- Interactive map of Glen, Montana
- Coordinates: 45°28′44″N 112°41′31″W﻿ / ﻿45.47889°N 112.69194°W
- Country: United States
- State: Montana
- County: Beaverhead

Area
- • Total: 0.29 sq mi (0.75 km^{2})
- • Land: 0.29 sq mi (0.75 km^{2})
- • Water: 0 sq mi (0.00 km^{2})
- Elevation: 4,987 ft (1,520 m)

Population (2020)
- • Total: 28
- • Density: 96.2/sq mi (37.14/km^{2})
- FIPS code: 30-31375
- GNIS feature ID: 2804252

= Glen, Montana =

Unincorporated community in Montana, United States

Glen is a census-designated place in Beaverhead County, Montana, United States.
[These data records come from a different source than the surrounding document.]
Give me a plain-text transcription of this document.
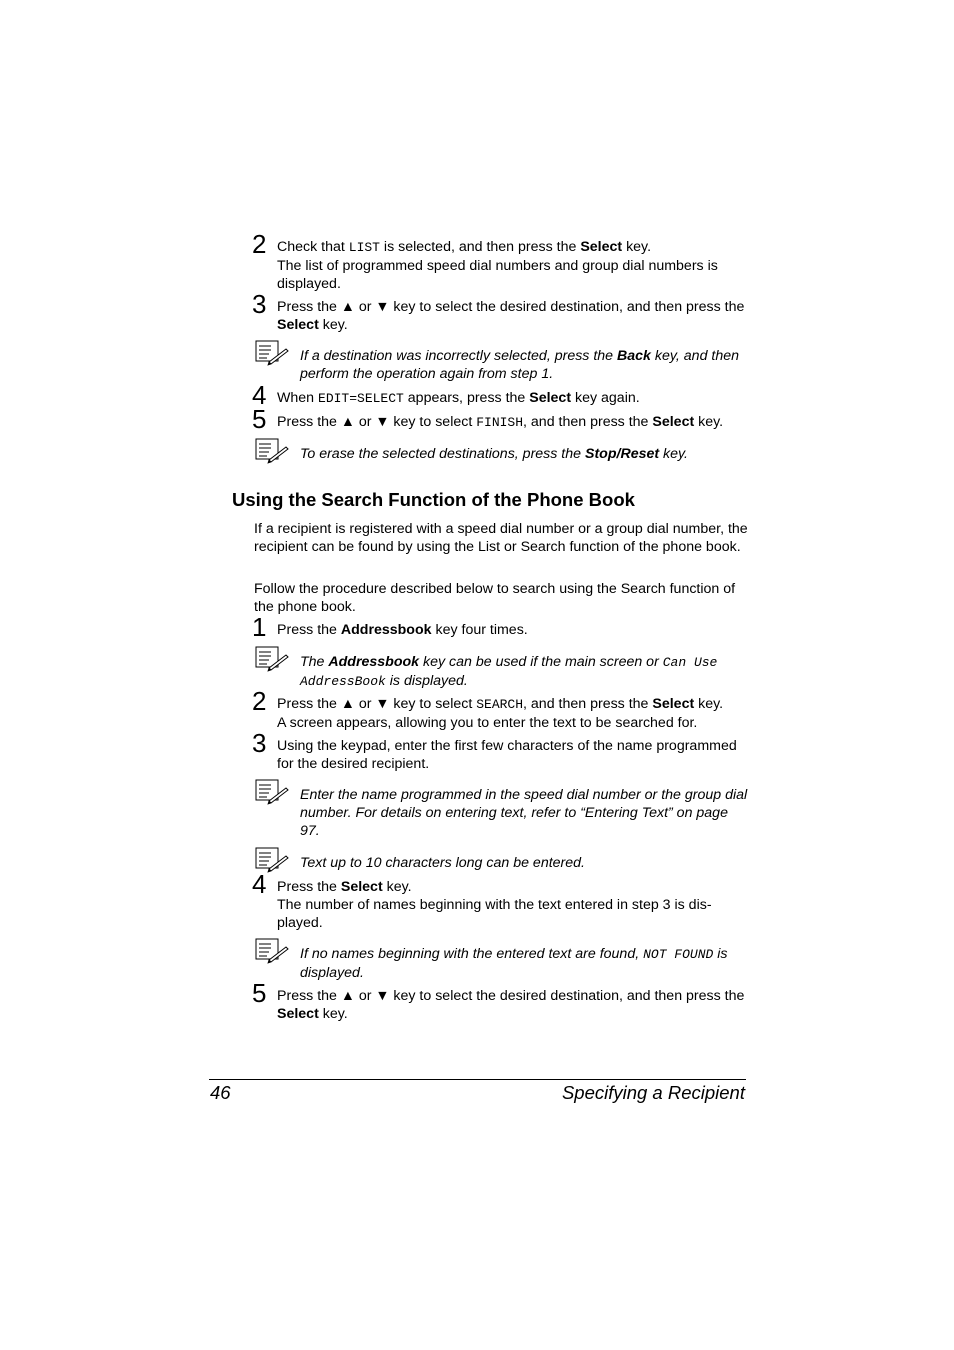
2 Check that LIST is selected, and then press the Select key.
The list of programmed speed dial numbers and group dial numbers is displayed.
3 Press the ▲ or ▼ key to select the desired destination, and then press the Select key.
If a destination was incorrectly selected, press the Back key, and then perform the operation again from step 1.
4 When EDIT=SELECT appears, press the Select key again.
5 Press the ▲ or ▼ key to select FINISH, and then press the Select key.
To erase the selected destinations, press the Stop/Reset key.
Using the Search Function of the Phone Book
If a recipient is registered with a speed dial number or a group dial number, the recipient can be found by using the List or Search function of the phone book.
Follow the procedure described below to search using the Search function of the phone book.
1 Press the Addressbook key four times.
The Addressbook key can be used if the main screen or Can Use
AddressBook is displayed.
2 Press the ▲ or ▼ key to select SEARCH, and then press the Select key.
A screen appears, allowing you to enter the text to be searched for.
3 Using the keypad, enter the first few characters of the name programmed for the desired recipient.
Enter the name programmed in the speed dial number or the group dial number. For details on entering text, refer to “Entering Text” on page 97.
Text up to 10 characters long can be entered.
4 Press the Select key.
The number of names beginning with the text entered in step 3 is dis-played.
If no names beginning with the entered text are found, NOT FOUND is displayed.
5 Press the ▲ or ▼ key to select the desired destination, and then press the Select key.
46	Specifying a Recipient
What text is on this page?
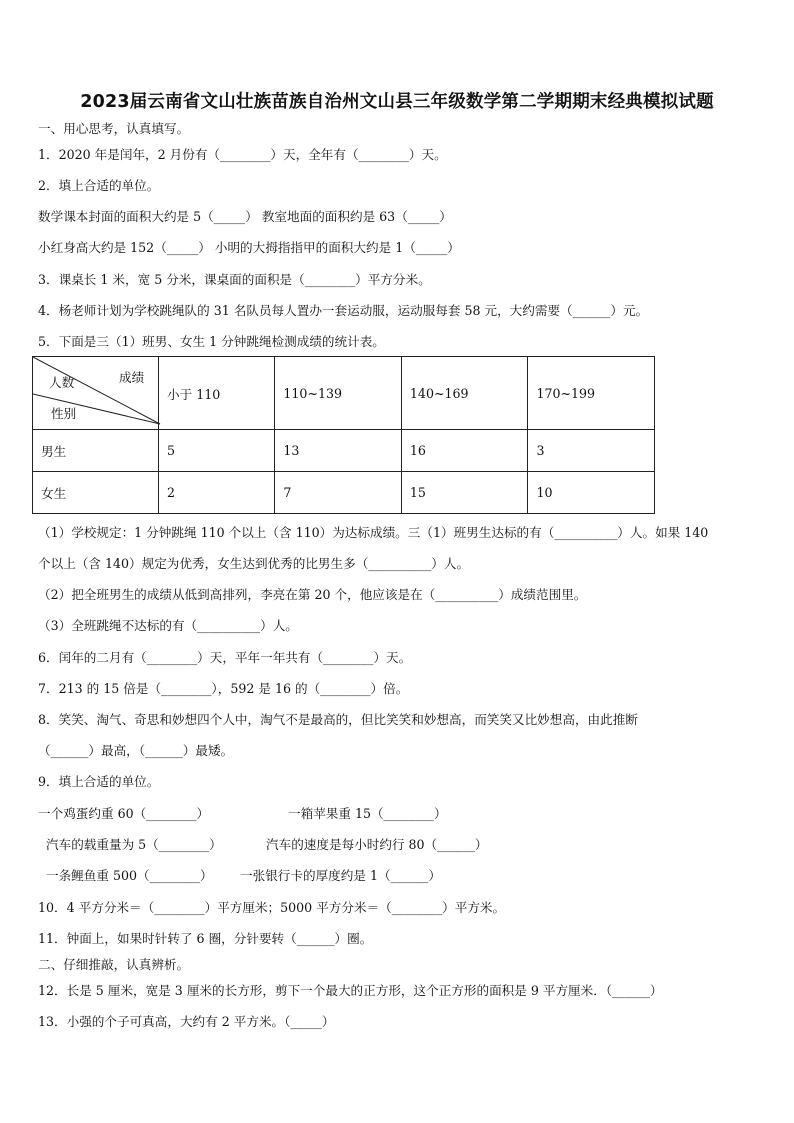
2023届云南省文山壮族苗族自治州文山县三年级数学第二学期期末经典模拟试题
一、用心思考，认真填写。
1．2020 年是闰年，2 月份有（________）天，全年有（________）天。
2．填上合适的单位。
数学课本封面的面积大约是 5（_____） 教室地面的面积约是 63（_____）
小红身高大约是 152（_____） 小明的大拇指指甲的面积大约是 1（_____）
3．课桌长 1 米，宽 5 分米，课桌面的面积是（________）平方分米。
4．杨老师计划为学校跳绳队的 31 名队员每人置办一套运动服，运动服每套 58 元，大约需要（______）元。
5．下面是三（1）班男、女生 1 分钟跳绳检测成绩的统计表。
成绩
人数
性别	小于 110	110~139	140~169	170~199
男生	5	13	16	3
女生	2	7	15	10
（1）学校规定：1 分钟跳绳 110 个以上（含 110）为达标成绩。三（1）班男生达标的有（__________）人。如果 140
个以上（含 140）规定为优秀，女生达到优秀的比男生多（__________）人。
（2）把全班男生的成绩从低到高排列，李亮在第 20 个，他应该是在（__________）成绩范围里。
（3）全班跳绳不达标的有（__________）人。
6．闰年的二月有（________）天，平年一年共有（________）天。
7．213 的 15 倍是（________），592 是 16 的（________）倍。
8．笑笑、淘气、奇思和妙想四个人中，淘气不是最高的，但比笑笑和妙想高，而笑笑又比妙想高，由此推断
（______）最高，（______）最矮。
9．填上合适的单位。
一个鸡蛋约重 60（________）	一箱苹果重 15（________）
汽车的载重量为 5（________）	汽车的速度是每小时约行 80（______）
一条鲤鱼重 500（________） 一张银行卡的厚度约是 1（______）
10．4 平方分米＝（________）平方厘米；5000 平方分米＝（________）平方米。
11．钟面上，如果时针转了 6 圈，分针要转（______）圈。
二、仔细推敲，认真辨析。
12．长是 5 厘米，宽是 3 厘米的长方形，剪下一个最大的正方形，这个正方形的面积是 9 平方厘米．（______）
13．小强的个子可真高，大约有 2 平方米。（_____）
As of the 2020 census, Glen had a population of 28. Glen has a post office with a ZIP code of 59732.

Glen started out in 1878 as Willis Station, named for Ozias Willis, the first postmaster. The name was shortened to Willis, then became Reichle, and finally became Glen in about 1950.
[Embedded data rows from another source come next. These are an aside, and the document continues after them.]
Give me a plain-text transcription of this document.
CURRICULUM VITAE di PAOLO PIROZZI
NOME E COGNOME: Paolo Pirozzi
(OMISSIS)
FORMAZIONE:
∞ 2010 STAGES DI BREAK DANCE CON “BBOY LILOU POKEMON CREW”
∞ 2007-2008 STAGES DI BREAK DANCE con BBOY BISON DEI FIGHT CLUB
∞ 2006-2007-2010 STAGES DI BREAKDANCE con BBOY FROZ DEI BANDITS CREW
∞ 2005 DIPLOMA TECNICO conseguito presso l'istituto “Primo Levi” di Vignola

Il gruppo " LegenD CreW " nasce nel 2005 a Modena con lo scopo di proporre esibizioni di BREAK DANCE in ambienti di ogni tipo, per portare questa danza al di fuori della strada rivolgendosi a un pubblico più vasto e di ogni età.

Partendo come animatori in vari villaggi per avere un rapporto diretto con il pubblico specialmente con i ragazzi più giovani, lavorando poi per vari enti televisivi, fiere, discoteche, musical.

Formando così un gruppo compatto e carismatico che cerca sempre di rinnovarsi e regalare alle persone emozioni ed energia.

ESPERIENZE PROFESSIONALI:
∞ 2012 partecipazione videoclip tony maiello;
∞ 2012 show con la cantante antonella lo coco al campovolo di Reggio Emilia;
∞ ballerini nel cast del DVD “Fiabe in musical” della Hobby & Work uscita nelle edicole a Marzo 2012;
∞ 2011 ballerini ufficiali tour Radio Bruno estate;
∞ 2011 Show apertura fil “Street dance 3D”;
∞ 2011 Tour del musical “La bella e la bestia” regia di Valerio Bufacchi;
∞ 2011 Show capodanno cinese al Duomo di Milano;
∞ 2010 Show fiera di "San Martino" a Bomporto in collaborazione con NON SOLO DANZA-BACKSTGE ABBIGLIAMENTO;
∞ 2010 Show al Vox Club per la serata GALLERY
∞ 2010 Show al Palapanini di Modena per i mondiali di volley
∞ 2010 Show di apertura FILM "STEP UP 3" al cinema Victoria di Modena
Glen lies on U.S. Route 91, south of Melrose and north of Dillon. The Big Hole River runs past the east side of the town. Built in 1915, Browne's Bridge near town is listed on the National Register of Historic Places and provides a fishing access area. The river is renowned as a fly fishing destination. Brownes Lake is also nearby and provides a boat ramp and camping.
==Demographics==

Historical population
| Census | Pop. | Note | %± |
| 2020 | 28 |  | — |
U.S. Decennial Census

==Education==
Glen provides elementary education at Reichle Elementary. High school is at Beaverhead County High School.